Descriptions of other planets always emphasize really bad weather – lightning striking through clouds of methane and sulfur, howling red hurricanes the size of Asia, sandstorms that can rip spaceships to shreds and leave Matt Damon stranded. But periodically we are reminded that home sweet Earth is a planet like any other, with its own ferocious atmospheric events.

In Storm, John Withington catalogues how storms have been worshiped as capricious, all-powerful gods in many world religions. He goes on to look at record-breaking storms of all types, their meteorological explanations, their economic impact, their legacy in literature and the visual arts. Much of the book is frankly a catalogue, but it's a very interesting and wide-ranging catalogue.
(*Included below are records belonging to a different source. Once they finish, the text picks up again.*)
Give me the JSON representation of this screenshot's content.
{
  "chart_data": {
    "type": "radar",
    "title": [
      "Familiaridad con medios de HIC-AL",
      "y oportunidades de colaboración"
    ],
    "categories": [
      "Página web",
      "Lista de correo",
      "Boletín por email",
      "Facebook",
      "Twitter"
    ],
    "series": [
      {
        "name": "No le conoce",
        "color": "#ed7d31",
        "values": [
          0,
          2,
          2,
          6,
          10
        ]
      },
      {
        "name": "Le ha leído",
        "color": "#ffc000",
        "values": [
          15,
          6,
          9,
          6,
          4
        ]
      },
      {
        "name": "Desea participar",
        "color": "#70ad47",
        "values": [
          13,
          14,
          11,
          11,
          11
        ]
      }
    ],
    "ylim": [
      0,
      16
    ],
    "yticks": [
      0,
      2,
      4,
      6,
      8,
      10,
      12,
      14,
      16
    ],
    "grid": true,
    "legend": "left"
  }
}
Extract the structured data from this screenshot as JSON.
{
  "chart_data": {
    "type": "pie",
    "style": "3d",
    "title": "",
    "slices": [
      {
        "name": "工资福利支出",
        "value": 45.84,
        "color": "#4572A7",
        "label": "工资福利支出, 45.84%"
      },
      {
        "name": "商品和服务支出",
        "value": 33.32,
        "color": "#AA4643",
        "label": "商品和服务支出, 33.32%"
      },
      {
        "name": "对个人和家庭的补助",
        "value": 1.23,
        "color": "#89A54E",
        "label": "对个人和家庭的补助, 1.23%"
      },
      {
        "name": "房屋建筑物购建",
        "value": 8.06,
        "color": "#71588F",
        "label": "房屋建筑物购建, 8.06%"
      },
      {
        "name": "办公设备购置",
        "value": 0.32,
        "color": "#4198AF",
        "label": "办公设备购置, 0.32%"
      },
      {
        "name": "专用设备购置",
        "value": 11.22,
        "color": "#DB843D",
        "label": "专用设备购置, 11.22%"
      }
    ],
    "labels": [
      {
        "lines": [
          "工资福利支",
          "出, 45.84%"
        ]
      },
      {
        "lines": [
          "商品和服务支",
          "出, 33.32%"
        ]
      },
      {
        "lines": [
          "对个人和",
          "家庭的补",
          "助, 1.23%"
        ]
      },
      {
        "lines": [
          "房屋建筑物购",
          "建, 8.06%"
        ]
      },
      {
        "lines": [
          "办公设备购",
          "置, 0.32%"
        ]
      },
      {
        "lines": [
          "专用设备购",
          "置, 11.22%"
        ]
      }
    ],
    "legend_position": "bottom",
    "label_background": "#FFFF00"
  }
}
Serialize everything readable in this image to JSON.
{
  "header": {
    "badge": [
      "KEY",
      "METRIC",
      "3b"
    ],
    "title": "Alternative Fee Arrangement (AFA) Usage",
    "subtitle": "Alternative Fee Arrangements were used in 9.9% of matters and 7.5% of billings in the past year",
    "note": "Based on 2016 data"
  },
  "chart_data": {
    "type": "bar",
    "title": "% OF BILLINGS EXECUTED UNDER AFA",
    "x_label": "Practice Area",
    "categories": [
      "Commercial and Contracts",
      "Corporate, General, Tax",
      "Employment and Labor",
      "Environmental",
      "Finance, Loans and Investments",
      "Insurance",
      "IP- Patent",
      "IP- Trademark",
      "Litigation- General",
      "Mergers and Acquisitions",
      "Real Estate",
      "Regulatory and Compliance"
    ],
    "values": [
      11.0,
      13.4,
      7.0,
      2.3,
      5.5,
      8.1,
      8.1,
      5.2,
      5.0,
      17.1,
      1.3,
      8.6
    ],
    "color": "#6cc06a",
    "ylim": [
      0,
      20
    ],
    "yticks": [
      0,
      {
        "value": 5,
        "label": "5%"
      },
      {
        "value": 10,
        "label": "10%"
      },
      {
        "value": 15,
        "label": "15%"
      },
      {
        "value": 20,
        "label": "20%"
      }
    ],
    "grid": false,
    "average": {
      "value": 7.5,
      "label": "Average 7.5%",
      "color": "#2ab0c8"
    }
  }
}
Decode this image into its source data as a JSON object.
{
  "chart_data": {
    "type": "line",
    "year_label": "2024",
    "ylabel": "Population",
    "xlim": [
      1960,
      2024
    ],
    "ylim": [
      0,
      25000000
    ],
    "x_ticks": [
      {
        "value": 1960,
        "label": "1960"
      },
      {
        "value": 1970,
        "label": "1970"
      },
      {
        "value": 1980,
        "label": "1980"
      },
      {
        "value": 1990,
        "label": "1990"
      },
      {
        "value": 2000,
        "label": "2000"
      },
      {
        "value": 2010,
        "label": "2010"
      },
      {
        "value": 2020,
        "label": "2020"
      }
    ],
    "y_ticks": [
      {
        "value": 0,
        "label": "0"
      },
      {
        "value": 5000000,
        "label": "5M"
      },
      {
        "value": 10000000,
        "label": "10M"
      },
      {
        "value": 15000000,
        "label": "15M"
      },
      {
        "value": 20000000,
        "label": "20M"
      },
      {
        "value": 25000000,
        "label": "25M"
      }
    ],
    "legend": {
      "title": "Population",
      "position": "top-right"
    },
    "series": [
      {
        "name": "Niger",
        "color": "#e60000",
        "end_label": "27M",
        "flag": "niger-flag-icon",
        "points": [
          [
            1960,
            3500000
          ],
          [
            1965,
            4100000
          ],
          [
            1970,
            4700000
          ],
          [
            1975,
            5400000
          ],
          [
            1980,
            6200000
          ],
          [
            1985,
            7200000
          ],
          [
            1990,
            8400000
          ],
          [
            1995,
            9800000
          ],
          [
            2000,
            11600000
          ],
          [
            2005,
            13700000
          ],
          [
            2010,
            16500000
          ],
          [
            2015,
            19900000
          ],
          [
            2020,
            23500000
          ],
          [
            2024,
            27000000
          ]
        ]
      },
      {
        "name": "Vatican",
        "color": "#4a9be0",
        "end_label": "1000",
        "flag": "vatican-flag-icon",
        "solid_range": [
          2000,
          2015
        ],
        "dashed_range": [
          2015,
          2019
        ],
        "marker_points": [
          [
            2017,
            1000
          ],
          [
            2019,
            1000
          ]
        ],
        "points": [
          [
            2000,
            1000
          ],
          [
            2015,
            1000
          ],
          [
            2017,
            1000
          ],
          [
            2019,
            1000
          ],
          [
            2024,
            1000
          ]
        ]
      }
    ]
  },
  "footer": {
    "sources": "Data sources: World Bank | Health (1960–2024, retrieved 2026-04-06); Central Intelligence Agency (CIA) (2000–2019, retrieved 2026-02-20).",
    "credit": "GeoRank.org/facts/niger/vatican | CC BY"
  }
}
So we learn that "the world record for thunderstorms was set by Bogor on the Indonesian island of Java, where there was an average of 322 each year between 1916 and 1919" (42). We learn about prodigious hailstones, up to a kilogram in weight, and about a thousand-year-ago hailstorm that killed a group of Himalayan pilgrims – a fate inferred from the wounds on their massed-together, preserved bodies (97). We learn of a Texas storm in 1940 that coated surfaces with 15 centimeters of ice; I can believe that.

Shakespeare features several storms, but one has to distinguish between those that are described and those that are enacted on stage. Withington starts his literary chapter with a quotation from Julius Caesar:

I have seen tempests, when the scolding winds
Have rived the knotty oaks, and I have seen
The ambitious ocean swell and rage and foam. (Act 1, Scene 3)
But Casca, the speaker, is just talking: Julius Caesar was performed outdoors at the Globe, and storm effects would have been unimpressive in daylight and the roar of the city and the crowd. Shakespeare's storm scenes come in his later plays, performed indoors at Blackfriars and able to make use of lighting and sound effects: King Lear, The Tempest. Storm scenes in movies could be even more realistic, of course, and had a peculiar run in the decade around the year 2000: Twister, The Perfect Storm, The Day After Tomorrow. After that, public anxiety about fictional storms seemed used up – or perhaps was diverted into all-too-real grief over Hurricane Katrina.

Robinson Crusoe and A High Wind in Jamaica figure here, and stories by Pushkin, Maupassant, and Kate Chopin. But I thought for some reason of a passing line in Charlotte Mew's poem "The Trees Are Down". The trees in Mew's poem are felled by people, not storms, but part of the loss that Mew feels is associated with the memory of how the majesty of a storm is measured by its effect on trees:

My heart has been struck with the hearts of the planes;
Half my life it has beat with these, in the sun, in the rains,
In the March wind, the May breeze,
In the great gales that came over to them across the roofs from the great seas.
We experience storms in the context of our own planet, by the power they have to move and smash the things that matter on our scale of existence.

Withington, John. Storm. London: Reaktion, 2016.